[][src]Crate refl

Provides a refl encoding which you can use to provide a proof witness that one type is equivalent (identical) to another type. This can be used to encode a subset of what GADTs allow you to in Haskell.

This is encoded as:

use core::mem;
use core::marker::PhantomData;

pub struct Id<S: ?Sized, T: ?Sized>(PhantomData<(fn(S) -> S, fn(T) -> T)>);

impl<T: ?Sized> Id<T, T> { pub const REFL: Self = Id(PhantomData); }

pub fn refl<T: ?Sized>() -> Id<T, T> { Id::REFL }

impl<S: ?Sized, T: ?Sized> Id<S, T> {
    /// Casts a value of type `S` to `T`.
    ///
    /// This is safe because the `Id` type is always guaranteed to
    /// only be inhabited by `Id<T, T>` types by construction.
    pub fn cast(self, value: S) -> T where S: Sized, T: Sized {
        unsafe {
            // Transmute the value;
            // This is safe since we know by construction that
            // S == T (including lifetime invariance) always holds.
            let cast_value = mem::transmute_copy(&value);

            // Forget the value;
            // otherwise the destructor of S would be run.
            mem::forget(value);

            cast_value
        }
    }

    // ..
}

In Haskell, the Id<A, B> type corresponds to:

data a :~: b where
    Refl :: a :~: a

However, note that you must do the casting manually with refl.cast(val).
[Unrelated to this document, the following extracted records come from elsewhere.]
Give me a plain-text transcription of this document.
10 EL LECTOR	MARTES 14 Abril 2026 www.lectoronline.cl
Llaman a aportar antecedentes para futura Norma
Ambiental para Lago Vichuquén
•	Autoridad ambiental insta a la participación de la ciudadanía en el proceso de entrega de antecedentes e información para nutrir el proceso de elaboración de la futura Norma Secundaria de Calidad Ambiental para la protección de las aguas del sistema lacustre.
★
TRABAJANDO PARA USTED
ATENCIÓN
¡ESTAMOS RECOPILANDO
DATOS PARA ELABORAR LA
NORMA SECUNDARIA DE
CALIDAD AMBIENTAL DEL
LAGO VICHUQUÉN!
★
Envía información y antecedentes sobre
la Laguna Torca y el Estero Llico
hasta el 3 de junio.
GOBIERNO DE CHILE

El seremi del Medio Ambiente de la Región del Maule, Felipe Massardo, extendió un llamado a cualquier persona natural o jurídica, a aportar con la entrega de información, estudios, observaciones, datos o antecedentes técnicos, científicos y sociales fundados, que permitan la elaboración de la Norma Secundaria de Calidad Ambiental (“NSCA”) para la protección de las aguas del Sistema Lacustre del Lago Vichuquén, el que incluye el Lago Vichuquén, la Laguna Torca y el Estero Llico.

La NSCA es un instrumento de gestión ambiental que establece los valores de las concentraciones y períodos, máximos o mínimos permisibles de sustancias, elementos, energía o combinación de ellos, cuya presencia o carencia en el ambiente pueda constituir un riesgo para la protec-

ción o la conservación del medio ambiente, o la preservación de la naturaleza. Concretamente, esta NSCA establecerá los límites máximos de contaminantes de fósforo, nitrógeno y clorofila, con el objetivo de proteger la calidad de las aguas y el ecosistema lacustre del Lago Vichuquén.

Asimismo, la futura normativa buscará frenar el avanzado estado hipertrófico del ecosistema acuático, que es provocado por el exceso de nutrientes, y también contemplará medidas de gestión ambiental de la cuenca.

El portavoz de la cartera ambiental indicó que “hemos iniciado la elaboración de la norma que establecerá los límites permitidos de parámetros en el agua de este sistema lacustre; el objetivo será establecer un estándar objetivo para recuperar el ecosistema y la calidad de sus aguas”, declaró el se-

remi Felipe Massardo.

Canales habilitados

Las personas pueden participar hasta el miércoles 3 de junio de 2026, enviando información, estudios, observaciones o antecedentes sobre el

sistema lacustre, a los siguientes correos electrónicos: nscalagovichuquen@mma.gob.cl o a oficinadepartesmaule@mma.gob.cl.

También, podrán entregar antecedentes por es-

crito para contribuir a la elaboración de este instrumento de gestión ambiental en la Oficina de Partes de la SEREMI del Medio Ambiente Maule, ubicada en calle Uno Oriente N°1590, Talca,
Rust will not know that S == T by just pattern matching on Id<S, T> (which you cannot do).

Limitations

Please note that Rust has no concept of higher kinded types (HKTs) and so we can not provide the general transformation F<S> -> F<T> given that S == T. With the introduction of generic associated types (GATs), it may be possible to introduce more transformations.

Example - A GADT-encoded expression type

use refl::*;

trait Ty { type Repr: Copy + core::fmt::Debug; }

#[derive(Debug)]
struct Int;
impl Ty for Int { type Repr = usize; }

#[derive(Debug)]
struct Bool;
impl Ty for Bool { type Repr = bool; }

#[derive(Debug)]
enum Expr<T: Ty> {
    Lit(T::Repr),
    Add(Id<usize, T::Repr>, Box<Expr<Int>>, Box<Expr<Int>>),
    If(Box<Expr<Bool>>, Box<Self>, Box<Self>),
}

fn eval<T: Ty>(expr: &Expr<T>) -> T::Repr {
    match expr {
        Expr::Lit(val) => *val,
        Expr::Add(refl, l, r) => refl.cast(eval(l) + eval(r)),
        Expr::If(c, i, e) => if eval(c) { eval(i) } else { eval(e) },
    }
}

fn main() {
    let expr: Expr<Int> =
        Expr::If(
            Box::new(Expr::Lit(false)),
            Box::new(Expr::Lit(1)),
            Box::new(Expr::Add(
                refl(),
                Box::new(Expr::Lit(2)),
                Box::new(Expr::Lit(3)),
            ))
        );

    assert_eq!(eval(&expr), 5);
}

Structs

Id

A proof term that S and T are the same type (type identity). This type is only ever inhabited when S is nominally equivalent to T.

Functions

refl

Construct a proof witness of the fact that a type is equivalent to itself.